Huawei hits 697.3 Mbps in FDD field trial with China Unicom

Huawei MIMO (Huawei)
Massive MIMO uses a large array of antennas to provide precise control of beam width and angle in vertical and horizontal directions. (Image: Huawei)

Describing it as the world’s first FDD Massive MIMO field verification, Huawei and China Unicom Group achieved a peak network rate of 697.3 Mbps using an existing two-antenna receiving terminal on the 20 MHz spectrum—or 4.8 times that of traditional FDD LTE.

It’s all part of Huawei’s 4.5G Evolution technology, which is designed to help operators evolve to 5G while protecting the operator’s investment.

The field test, based on 20 MHz spectrum, used an FDD LTE commercial terminal and demonstrated that the average mobile phone rate grows up to 87 Mbps, which can support the smooth watching of a 4K high-definition video, according to Huawei.

RELATED: Huawei touts latest 5G research achievements

Huawei says Massive MIMO solutions have three typical characteristics: AAU hardware form, 3G user-level beamforming and multiuser MIMO.

AAU is an integrated active antenna solution from Huawei that integrates RF and antenna elements to ensure the reliability of Massive MIMO solutions and greatly enhances the feasibility of the project. If RF and antenna were separated, engineering feasibility and system reliability would be extremely challenging.

As for 3D user-level beamforming, Massive MIMO uses a large array of antennas to provide precise control of beam width and angle in both vertical and horizontal directions, enabling 3D user-level beamforming, therefore improving network coverage and reducing overall network interference.

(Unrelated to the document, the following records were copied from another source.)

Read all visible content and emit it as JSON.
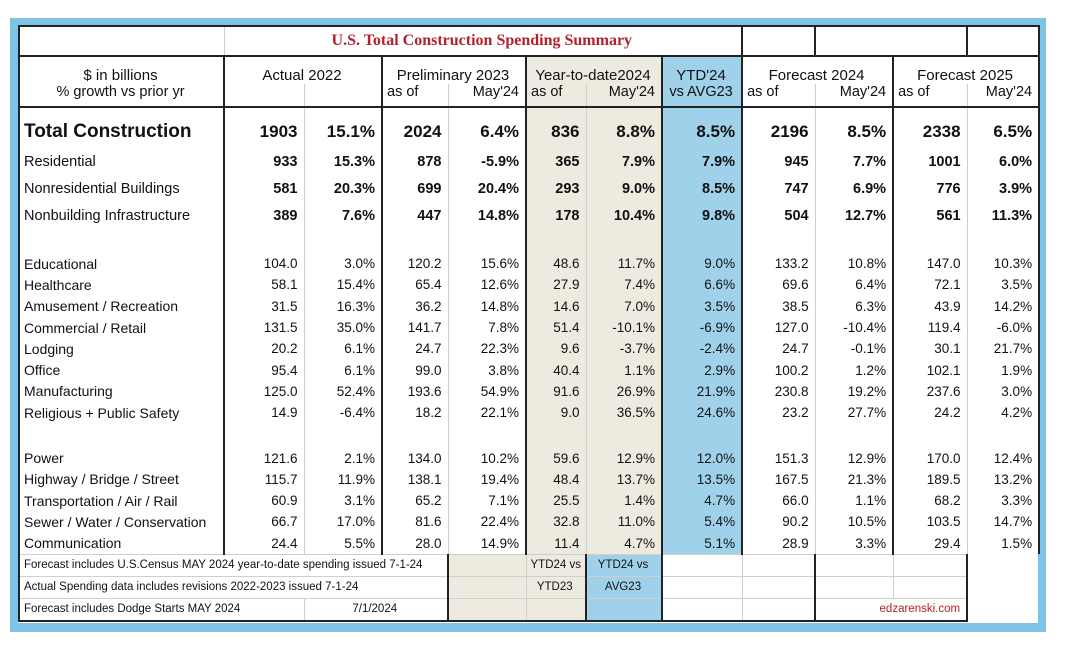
{
  "title": "U.S. Total Construction Spending Summary",
  "header": {
    "left_line1": "$ in billions",
    "left_line2": "% growth vs prior yr",
    "actual": "Actual 2022",
    "prelim": "Preliminary 2023",
    "prelim_asof": "as of",
    "prelim_date": "May'24",
    "ytd": "Year-to-date2024",
    "ytd_asof": "as of",
    "ytd_date": "May'24",
    "vs_line1": "YTD'24",
    "vs_line2": "vs AVG23",
    "f24": "Forecast 2024",
    "f24_asof": "as of",
    "f24_date": "May'24",
    "f25": "Forecast 2025",
    "f25_asof": "as of",
    "f25_date": "May'24"
  },
  "top_rows": [
    {
      "label": "Total Construction",
      "a": "1903",
      "ag": "15.1%",
      "p": "2024",
      "pg": "6.4%",
      "y": "836",
      "yg": "8.8%",
      "v": "8.5%",
      "f4": "2196",
      "f4g": "8.5%",
      "f5": "2338",
      "f5g": "6.5%"
    },
    {
      "label": "Residential",
      "a": "933",
      "ag": "15.3%",
      "p": "878",
      "pg": "-5.9%",
      "y": "365",
      "yg": "7.9%",
      "v": "7.9%",
      "f4": "945",
      "f4g": "7.7%",
      "f5": "1001",
      "f5g": "6.0%"
    },
    {
      "label": "Nonresidential Buildings",
      "a": "581",
      "ag": "20.3%",
      "p": "699",
      "pg": "20.4%",
      "y": "293",
      "yg": "9.0%",
      "v": "8.5%",
      "f4": "747",
      "f4g": "6.9%",
      "f5": "776",
      "f5g": "3.9%"
    },
    {
      "label": "Nonbuilding Infrastructure",
      "a": "389",
      "ag": "7.6%",
      "p": "447",
      "pg": "14.8%",
      "y": "178",
      "yg": "10.4%",
      "v": "9.8%",
      "f4": "504",
      "f4g": "12.7%",
      "f5": "561",
      "f5g": "11.3%"
    }
  ],
  "nonres_rows": [
    {
      "label": "Educational",
      "a": "104.0",
      "ag": "3.0%",
      "p": "120.2",
      "pg": "15.6%",
      "y": "48.6",
      "yg": "11.7%",
      "v": "9.0%",
      "f4": "133.2",
      "f4g": "10.8%",
      "f5": "147.0",
      "f5g": "10.3%"
    },
    {
      "label": "Healthcare",
      "a": "58.1",
      "ag": "15.4%",
      "p": "65.4",
      "pg": "12.6%",
      "y": "27.9",
      "yg": "7.4%",
      "v": "6.6%",
      "f4": "69.6",
      "f4g": "6.4%",
      "f5": "72.1",
      "f5g": "3.5%"
    },
    {
      "label": "Amusement / Recreation",
      "a": "31.5",
      "ag": "16.3%",
      "p": "36.2",
      "pg": "14.8%",
      "y": "14.6",
      "yg": "7.0%",
      "v": "3.5%",
      "f4": "38.5",
      "f4g": "6.3%",
      "f5": "43.9",
      "f5g": "14.2%"
    },
    {
      "label": "Commercial / Retail",
      "a": "131.5",
      "ag": "35.0%",
      "p": "141.7",
      "pg": "7.8%",
      "y": "51.4",
      "yg": "-10.1%",
      "v": "-6.9%",
      "f4": "127.0",
      "f4g": "-10.4%",
      "f5": "119.4",
      "f5g": "-6.0%"
    },
    {
      "label": "Lodging",
      "a": "20.2",
      "ag": "6.1%",
      "p": "24.7",
      "pg": "22.3%",
      "y": "9.6",
      "yg": "-3.7%",
      "v": "-2.4%",
      "f4": "24.7",
      "f4g": "-0.1%",
      "f5": "30.1",
      "f5g": "21.7%"
    },
    {
      "label": "Office",
      "a": "95.4",
      "ag": "6.1%",
      "p": "99.0",
      "pg": "3.8%",
      "y": "40.4",
      "yg": "1.1%",
      "v": "2.9%",
      "f4": "100.2",
      "f4g": "1.2%",
      "f5": "102.1",
      "f5g": "1.9%"
    },
    {
      "label": "Manufacturing",
      "a": "125.0",
      "ag": "52.4%",
      "p": "193.6",
      "pg": "54.9%",
      "y": "91.6",
      "yg": "26.9%",
      "v": "21.9%",
      "f4": "230.8",
      "f4g": "19.2%",
      "f5": "237.6",
      "f5g": "3.0%"
    },
    {
      "label": "Religious + Public Safety",
      "a": "14.9",
      "ag": "-6.4%",
      "p": "18.2",
      "pg": "22.1%",
      "y": "9.0",
      "yg": "36.5%",
      "v": "24.6%",
      "f4": "23.2",
      "f4g": "27.7%",
      "f5": "24.2",
      "f5g": "4.2%"
    }
  ],
  "infra_rows": [
    {
      "label": "Power",
      "a": "121.6",
      "ag": "2.1%",
      "p": "134.0",
      "pg": "10.2%",
      "y": "59.6",
      "yg": "12.9%",
      "v": "12.0%",
      "f4": "151.3",
      "f4g": "12.9%",
      "f5": "170.0",
      "f5g": "12.4%"
    },
    {
      "label": "Highway / Bridge / Street",
      "a": "115.7",
      "ag": "11.9%",
      "p": "138.1",
      "pg": "19.4%",
      "y": "48.4",
      "yg": "13.7%",
      "v": "13.5%",
      "f4": "167.5",
      "f4g": "21.3%",
      "f5": "189.5",
      "f5g": "13.2%"
    },
    {
      "label": "Transportation / Air / Rail",
      "a": "60.9",
      "ag": "3.1%",
      "p": "65.2",
      "pg": "7.1%",
      "y": "25.5",
      "yg": "1.4%",
      "v": "4.7%",
      "f4": "66.0",
      "f4g": "1.1%",
      "f5": "68.2",
      "f5g": "3.3%"
    },
    {
      "label": "Sewer / Water / Conservation",
      "a": "66.7",
      "ag": "17.0%",
      "p": "81.6",
      "pg": "22.4%",
      "y": "32.8",
      "yg": "11.0%",
      "v": "5.4%",
      "f4": "90.2",
      "f4g": "10.5%",
      "f5": "103.5",
      "f5g": "14.7%"
    },
    {
      "label": "Communication",
      "a": "24.4",
      "ag": "5.5%",
      "p": "28.0",
      "pg": "14.9%",
      "y": "11.4",
      "yg": "4.7%",
      "v": "5.1%",
      "f4": "28.9",
      "f4g": "3.3%",
      "f5": "29.4",
      "f5g": "1.5%"
    }
  ],
  "footer": {
    "note1": "Forecast includes U.S.Census MAY 2024 year-to-date spending issued 7-1-24",
    "note2": "Actual Spending data includes revisions 2022-2023 issued 7-1-24",
    "note3": "Forecast includes Dodge Starts MAY 2024",
    "note3_date": "7/1/2024",
    "ytd_l1": "YTD24 vs",
    "ytd_l2": "YTD23",
    "vs_l1": "YTD24 vs",
    "vs_l2": "AVG23",
    "brand": "edzarenski.com"
  },
  "colors": {
    "title": "#b2222d",
    "ytd_shade": "#edeae0",
    "vs_shade": "#9fd2ea",
    "frame": "#7cc3e6"
  }
}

Based on 3D user beamforming, accurate channel estimation and user algorithms, Massive MIMO allows multiple terminals to simultaneously reuse the same spectrum resources, thereby further enhancing network capacity, Huawei explained.

RELATED: Huawei, China Unicom commercially deploy tiny Atom Router

The vendor also noted that 3GPP’s Release 10 defines an 8-port multiantenna technology in TM9 mode. Release 13 defines a 16-port multiantenna technology, and Release 14 defines 32-port multiantenna technology. With commercialization of the terminals supporting those protocols, the spectral efficiency of Massive MIMO will be further enhanced in the future.

“Our goal is to bring considerable commercial value to operators through innovative technology,” Cao Ming, president of Huawei’s FDD product line, said in a press release. “This successful field verification between Huawei and China Unicom once again demonstrated the innovative capability of Huawei’s 4.5G Evolution technology.”

Of course, Huawei isn’t the only Chinese vendor touting Massive MIMO. Earlier this month, ZTE announced that it has successfully competed joint testing of its proprietary Pre5G FDD Massive MIMO solution in partnership with China Telecom Innovation Center.

The results of that test showed ZTE’s Pre5G FDD Massive MIMO solution enhanced cell throughput by more than three times using existing frequency spectrum and 4G LTE devices.

The test demonstrated that ZTE’s solution could be used to deliver ultrafast capabilities of its Pre5G FDD Massive MIMO solution on existing FDD-LTE infrastructure without requiring users to change their mobile devices and terminals. The FDD Massive MIMO solution is expected to be deployed by China Telecom in 2017.